After 25 years, can a new Tori Amos album still make the Earth quake?

[UPDATE 9/9: Be sure to check out my full album review of “Native Invader.” Click Here.]

I was a diehard Tori Amos fan at the very beginning.

It was 1992. I was in college when Tori’s landmark album Little Earthquakes came out. It was a groundbreaking album full of bold, sometimes blunt, statements about feminism and the everyday experience of women around the world. And with “Me And A Gun,” Amos created one of the most personal songs about rape that have ever been recorded.

As an early-twenties white male at that time, I can’t claim that Tori Amos spoke to me on the same personal level as she did to millions of women. But on some level, I appreciated that kind of brutal lyrical and musical honesty.

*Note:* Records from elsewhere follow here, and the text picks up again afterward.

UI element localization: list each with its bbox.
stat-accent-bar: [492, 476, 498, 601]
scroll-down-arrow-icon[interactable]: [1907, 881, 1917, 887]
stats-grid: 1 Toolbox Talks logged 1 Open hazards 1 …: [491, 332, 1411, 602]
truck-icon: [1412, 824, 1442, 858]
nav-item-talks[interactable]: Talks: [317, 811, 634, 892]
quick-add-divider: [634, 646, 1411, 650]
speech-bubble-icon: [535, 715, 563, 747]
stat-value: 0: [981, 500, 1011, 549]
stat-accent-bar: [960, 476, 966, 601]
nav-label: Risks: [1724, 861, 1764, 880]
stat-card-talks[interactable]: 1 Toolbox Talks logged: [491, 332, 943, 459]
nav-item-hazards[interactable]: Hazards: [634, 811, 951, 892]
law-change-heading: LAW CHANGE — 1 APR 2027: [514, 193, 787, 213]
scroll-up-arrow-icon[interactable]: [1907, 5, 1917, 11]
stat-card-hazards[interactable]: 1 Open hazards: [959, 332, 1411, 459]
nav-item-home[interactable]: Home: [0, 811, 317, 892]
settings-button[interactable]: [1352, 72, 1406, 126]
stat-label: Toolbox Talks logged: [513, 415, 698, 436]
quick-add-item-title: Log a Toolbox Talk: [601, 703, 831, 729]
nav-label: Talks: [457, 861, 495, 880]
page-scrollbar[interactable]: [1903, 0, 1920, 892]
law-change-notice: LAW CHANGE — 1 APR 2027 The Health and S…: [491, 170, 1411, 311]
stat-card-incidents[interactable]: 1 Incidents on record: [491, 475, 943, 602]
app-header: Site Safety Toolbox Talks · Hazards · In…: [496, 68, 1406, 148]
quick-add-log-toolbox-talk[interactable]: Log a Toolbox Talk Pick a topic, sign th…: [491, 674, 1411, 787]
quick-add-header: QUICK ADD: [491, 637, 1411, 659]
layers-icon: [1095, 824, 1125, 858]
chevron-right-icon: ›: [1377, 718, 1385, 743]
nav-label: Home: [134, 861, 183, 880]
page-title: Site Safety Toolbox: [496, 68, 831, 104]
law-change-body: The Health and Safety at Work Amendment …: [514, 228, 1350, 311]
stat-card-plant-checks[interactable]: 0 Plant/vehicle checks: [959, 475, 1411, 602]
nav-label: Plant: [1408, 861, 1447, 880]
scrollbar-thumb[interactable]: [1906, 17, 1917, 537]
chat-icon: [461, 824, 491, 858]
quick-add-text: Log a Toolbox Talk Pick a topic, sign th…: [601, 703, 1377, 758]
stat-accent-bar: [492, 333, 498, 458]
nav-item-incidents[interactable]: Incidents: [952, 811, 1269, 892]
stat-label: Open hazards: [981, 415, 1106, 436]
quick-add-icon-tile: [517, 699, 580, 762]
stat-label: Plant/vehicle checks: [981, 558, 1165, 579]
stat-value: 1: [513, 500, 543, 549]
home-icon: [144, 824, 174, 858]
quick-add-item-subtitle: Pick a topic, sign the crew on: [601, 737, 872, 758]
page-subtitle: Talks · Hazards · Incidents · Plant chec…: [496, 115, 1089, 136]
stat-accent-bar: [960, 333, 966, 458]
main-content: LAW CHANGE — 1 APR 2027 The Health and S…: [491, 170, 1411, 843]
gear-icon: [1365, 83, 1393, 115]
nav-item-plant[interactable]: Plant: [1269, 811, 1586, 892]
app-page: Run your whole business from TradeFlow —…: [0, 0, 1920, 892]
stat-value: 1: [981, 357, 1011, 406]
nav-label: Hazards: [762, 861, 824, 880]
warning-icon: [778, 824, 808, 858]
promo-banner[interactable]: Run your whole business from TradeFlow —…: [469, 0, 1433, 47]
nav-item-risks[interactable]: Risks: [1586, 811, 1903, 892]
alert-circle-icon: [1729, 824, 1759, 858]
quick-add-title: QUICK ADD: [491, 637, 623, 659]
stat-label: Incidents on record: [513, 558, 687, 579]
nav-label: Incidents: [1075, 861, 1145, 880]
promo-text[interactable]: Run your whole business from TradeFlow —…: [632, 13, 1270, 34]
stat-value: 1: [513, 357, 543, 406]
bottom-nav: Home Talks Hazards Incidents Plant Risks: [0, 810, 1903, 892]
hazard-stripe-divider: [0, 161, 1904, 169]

Tori Amos was on the front wave of the outspoken female singer/songwriter explosion of the early 90s that would fuel the Lilith Fair tours later in the decade. Ironically, Amos never played Lilith Fair.

But she played a lot. She toured constantly throughout the 90s, usually solo on piano and putting on sensual performances usually reserved for rock guitarists. I saw her in concert more times than I can remember at this point, and probably more times than any other artist.

My passion for Amos’ music went well beyond frequent concert attendance. I’m fairly certain I have more Tori Amos CDs in my music collection than any other artist. She’s released 14 studio albums and countless more CD singles. My Amos disc total is 99, not including her appearances on soundtracks or various artist collections. Her catalog takes up an entire four foot shelf in my music library. For reference, my Bob Dylan and Beatles collections each approach Amos in volume and square footage, but she still edges them both out.

As prolific as Tori Amos was early in her career, constantly releasing CD singles packed with non-album b-sides, she slowed down significantly around the time digital music began to emerge. And as time has passed, my interest in her music has cooled as well. I don’t think I’m alone in that sentiment.

Don’t get me wrong. I still consider myself a fan. But after 25 years, I’m not the same person I was when she first started releasing her lyrical cryptograms. I’ll still buy every album she releases, but I probably won’t have the patience to fully decode them.

And so, as Tori Amos announces the September 8 release of Native Invader, her 15th studio album, I’m already a committed buyer and listener. If you’ve been a longtime fan, you already know what to expect. Tori’s own spiritual/mystical description of the record merely confirms it:

“The songs on Native Invader are being pushed by the Muses to find different ways of facing unforeseen challenges and in some cases dangerous conflicts. The record looks to Nature and how, through resilience, she heals herself. The songs also wrestle with the question: what is our part in the destruction of our land, as well as ourselves, and in our relationships with each other?

In life there can be the shock of unexpected fires, floods, earthquakes, or any cataclysmic ravager – both on the inside and outside of our minds. Sonically and visually, I wanted to look at how Nature creates with her opposing forces, becoming the ultimate regenerator through her cycles of death and re-birth. Time and time again she is able to renew, can we find this renewal for ourselves?”

Yep. Sounds like a new Tori Amos record.

In (tempered) anticipation, perhaps I’ll listen to her early albums that I still know by heart. Little Earthquakes, Under The Pink, Boys For Pele, and even From The Choirgirl Hotel still feel intimately familiar. Sadly, though, I don’t think I could tell you a single song from her most recent album, Unrepentant Geraldines in 2014.

Regardless, I’ll look forward to spinning Native Invader at least a few times before it fills slot number 100 in my Tori Amos collection.